Salmon with an Apple Glaze, Watercress, Green Apple, Cucumber, Grana Padano Shavings & Croutons
We invited Alex Mackay - cook, teacher, cookery writer - to share his everyday recipes for brunch, lunch and dinner with hero ingredient, Grana Padano.
This recipe was inspired by a Raymond Blanc dish, and he loved my version on an evening in spring. Salmon and apples are a cheerful couple that combine in everything from curry to a dry cure and this dressing takes their relationship to new heights. I boil apple juice to concentrate its flavour and acidity; I then whisk in extra virgin olive oil and the reward is a taste like apple honey, both a luscious coating and tangy dressing for the salmon. Apples and cheese are as happy to be married as strawberries and cream and the watercress gives a little spice to their life. The dressing can be made up to 2 days ahead. The apples can sit in the dressing for up to an hour, they will go brown if they’re left any longer.
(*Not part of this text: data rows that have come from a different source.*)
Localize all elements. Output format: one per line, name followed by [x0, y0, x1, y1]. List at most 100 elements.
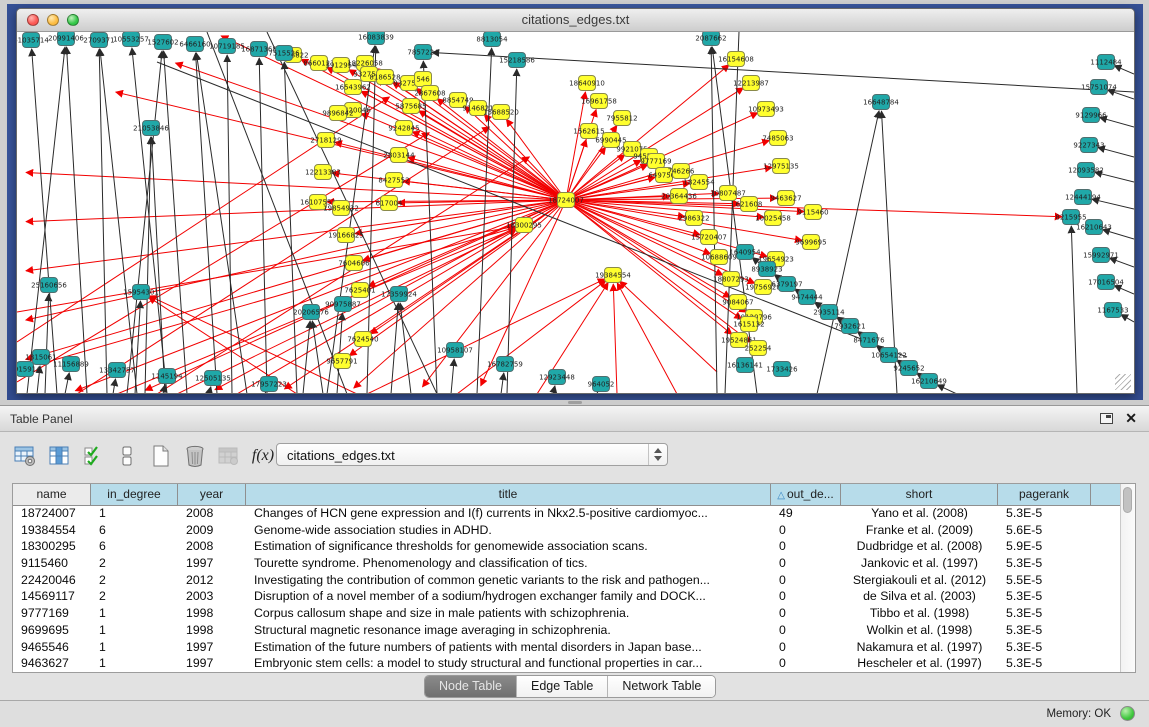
- table-row[interactable]: 977716911998Corpus callosum shape and si…: [13, 605, 1120, 622]
- column-header-pagerank[interactable]: pagerank: [998, 484, 1091, 505]
- column-header-name[interactable]: name: [13, 484, 91, 505]
- graph-node[interactable]: 17957223: [251, 377, 287, 392]
- graph-node[interactable]: 964052: [588, 377, 615, 392]
- graph-node[interactable]: 1167533: [1097, 303, 1128, 318]
- citation-edge-black[interactable]: [711, 47, 717, 393]
- scrollbar-thumb[interactable]: [1123, 487, 1132, 513]
- graph-node[interactable]: 2986322: [678, 211, 709, 226]
- citation-edge-black[interactable]: [265, 392, 266, 393]
- graph-node[interactable]: 16961758: [581, 94, 617, 109]
- row-layout-button[interactable]: [112, 442, 142, 470]
- new-column-button[interactable]: [146, 442, 176, 470]
- graph-node[interactable]: 20206576: [293, 305, 329, 320]
- tab-node-table[interactable]: Node Table: [425, 676, 517, 697]
- network-graph[interactable]: 1872400774638228660123391295418226058932…: [17, 32, 1134, 393]
- graph-node[interactable]: 21053846: [133, 121, 169, 136]
- graph-node[interactable]: 9474444: [791, 290, 823, 305]
- graph-node[interactable]: 2935114: [813, 305, 845, 320]
- graph-node[interactable]: 16210643: [1076, 220, 1112, 235]
- citation-edge-black[interactable]: [451, 359, 454, 393]
- graph-node[interactable]: 9463627: [770, 191, 801, 206]
- table-mode-button[interactable]: [10, 442, 40, 470]
- graph-node[interactable]: 2709371: [83, 33, 114, 48]
- citation-edge-black[interactable]: [501, 373, 504, 393]
- citation-edge-red[interactable]: [617, 283, 677, 393]
- graph-node[interactable]: 15751074: [1081, 80, 1117, 95]
- graph-node[interactable]: 12213987: [733, 76, 769, 91]
- citation-edge-red[interactable]: [566, 92, 585, 200]
- citation-edge-red[interactable]: [620, 281, 717, 372]
- float-panel-icon[interactable]: [1100, 413, 1113, 424]
- citation-edge-black[interactable]: [597, 392, 598, 393]
- table-row[interactable]: 1830029562008Estimation of significance …: [13, 538, 1120, 555]
- citation-edge-black[interactable]: [284, 62, 297, 393]
- citation-edge-red[interactable]: [484, 115, 566, 200]
- graph-node[interactable]: 7857224: [407, 45, 439, 60]
- graph-node[interactable]: 10654122: [871, 348, 907, 363]
- graph-node[interactable]: 2803144: [383, 148, 415, 163]
- graph-node[interactable]: 16154608: [718, 52, 754, 67]
- table-vertical-scrollbar[interactable]: [1120, 484, 1135, 672]
- graph-node[interactable]: 1527602: [147, 35, 178, 50]
- network-canvas[interactable]: 1872400774638228660123391295418226058932…: [17, 32, 1134, 393]
- citation-edge-black[interactable]: [259, 58, 267, 393]
- citation-edge-red[interactable]: [26, 200, 566, 359]
- citation-edge-black[interactable]: [817, 111, 879, 393]
- delete-column-button[interactable]: [180, 442, 210, 470]
- graph-node[interactable]: 10025458: [755, 211, 791, 226]
- close-panel-icon[interactable]: ✕: [1125, 410, 1137, 427]
- graph-node[interactable]: 16136141: [727, 358, 763, 373]
- graph-node[interactable]: 17359924: [381, 287, 417, 302]
- graph-node[interactable]: 8813054: [476, 32, 508, 47]
- graph-node[interactable]: 16648784: [863, 95, 899, 110]
- graph-node[interactable]: 12093582: [1068, 163, 1104, 178]
- graph-node[interactable]: 9699695: [795, 235, 826, 250]
- column-header-in_degree[interactable]: in_degree: [91, 484, 178, 505]
- table-row[interactable]: 911546021997Tourette syndrome. Phenomeno…: [13, 555, 1120, 572]
- citation-edge-black[interactable]: [196, 53, 247, 393]
- citation-edge-black[interactable]: [113, 379, 116, 393]
- graph-node[interactable]: 16782759: [487, 357, 523, 372]
- graph-node[interactable]: 10958107: [437, 343, 473, 358]
- graph-node[interactable]: 90975887: [325, 297, 361, 312]
- citation-edge-black[interactable]: [1121, 314, 1134, 322]
- graph-node[interactable]: 7624540: [347, 332, 378, 347]
- column-header-short[interactable]: short: [841, 484, 998, 505]
- graph-node[interactable]: 546: [415, 72, 432, 87]
- graph-node[interactable]: 8427552: [378, 173, 409, 188]
- table-row[interactable]: 1938455462009Genome-wide association stu…: [13, 522, 1120, 539]
- citation-edge-black[interactable]: [209, 387, 211, 393]
- graph-node[interactable]: 12975135: [763, 159, 799, 174]
- graph-node[interactable]: 7955812: [606, 111, 637, 126]
- graph-node[interactable]: 9115460: [797, 205, 828, 220]
- graph-node[interactable]: 16083839: [358, 32, 394, 45]
- table-row[interactable]: 1872400712008Changes of HCN gene express…: [13, 505, 1120, 522]
- citation-edge-black[interactable]: [164, 51, 187, 393]
- citation-edge-black[interactable]: [135, 301, 140, 393]
- graph-node[interactable]: 19384554: [595, 268, 631, 283]
- graph-node[interactable]: 15218586: [499, 53, 535, 68]
- show-columns-button[interactable]: [44, 442, 74, 470]
- delete-table-button[interactable]: [214, 442, 244, 470]
- graph-node[interactable]: 10553257: [113, 32, 149, 47]
- graph-node[interactable]: 9245652: [893, 361, 924, 376]
- splitter-handle[interactable]: [568, 401, 582, 404]
- tab-network-table[interactable]: Network Table: [608, 676, 715, 697]
- graph-node[interactable]: 7932621: [834, 319, 865, 334]
- citation-edge-black[interactable]: [400, 303, 411, 393]
- graph-node[interactable]: 9084067: [722, 295, 753, 310]
- table-row[interactable]: 2242004622012Investigating the contribut…: [13, 572, 1120, 589]
- table-row[interactable]: 946362711997Embryonic stem cells: a mode…: [13, 655, 1120, 672]
- graph-node[interactable]: 1145194: [151, 369, 183, 384]
- citation-edge-red[interactable]: [566, 200, 751, 343]
- graph-node[interactable]: 9227343: [1073, 138, 1104, 153]
- column-header-year[interactable]: year: [178, 484, 246, 505]
- graph-node[interactable]: 7604606: [338, 256, 370, 271]
- citation-edge-black[interactable]: [227, 55, 232, 393]
- graph-node[interactable]: 25160656: [31, 278, 67, 293]
- citation-edge-black[interactable]: [553, 386, 555, 393]
- citation-edge-black[interactable]: [145, 137, 151, 393]
- citation-edge-black[interactable]: [477, 48, 492, 393]
- table-row[interactable]: 969969511998Structural magnetic resonanc…: [13, 622, 1120, 639]
- graph-node[interactable]: 8215955: [1055, 210, 1086, 225]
Serves 2; Preparation time: 30-40 minutes; Cooking time: 15 minutes; Difficulty: Simple
1. Start with the apple glaze. Get a medium sized saucepan. Add the apple juice. Put the pan onto a high heat. Bring to the boil. Boil until the juice has reduced to 4-5 tbsp, this takes about 10 minutes and the juice should be thick enough to coat the back of a spoon. Watch carefully, if you reduce the juice too far it will caramelise then burn. Pour the reduced juice into a shallow bowl. Whisk in the olive oil. Season to taste.
2. While the juice reduces, prepare the croutons, brush the baguette slices with extra virgin olive oil. Press a tablespoon of grated Grana Padano onto each side. Place in a dry, non-stick pan then fry for 1-2 minutes on each side until golden. Transfer to a heatproof plate then set aside.
3. Next, get a baking tray. Put the salmon on top. Season each filet with salt and pepper. Spoon 1 tsp of apple dressing onto each filet. Brush the dressing into the flesh. Bake for 15 minutes for salmon that is just cooked through.
4. While the salmon bakes, cut the apple in half, (I leave the core in). Slice the apple thinly. Add the slices to the apple dressing. Add 2 tbsp of the sliced basil. Gently turn and coat the apples in the dressing. Cut the cucumber in half lengthways, scoop out the seeds, then cut it into chunky slices on an angle.
5. Serve the salmon with the apple, mangetout, cucumber, Grana Padano shavings and a little watercress. Spoon the apple dressing over everything. Serve the remaining watercress and croutons on the side to soak up any dressing you have left on your plates.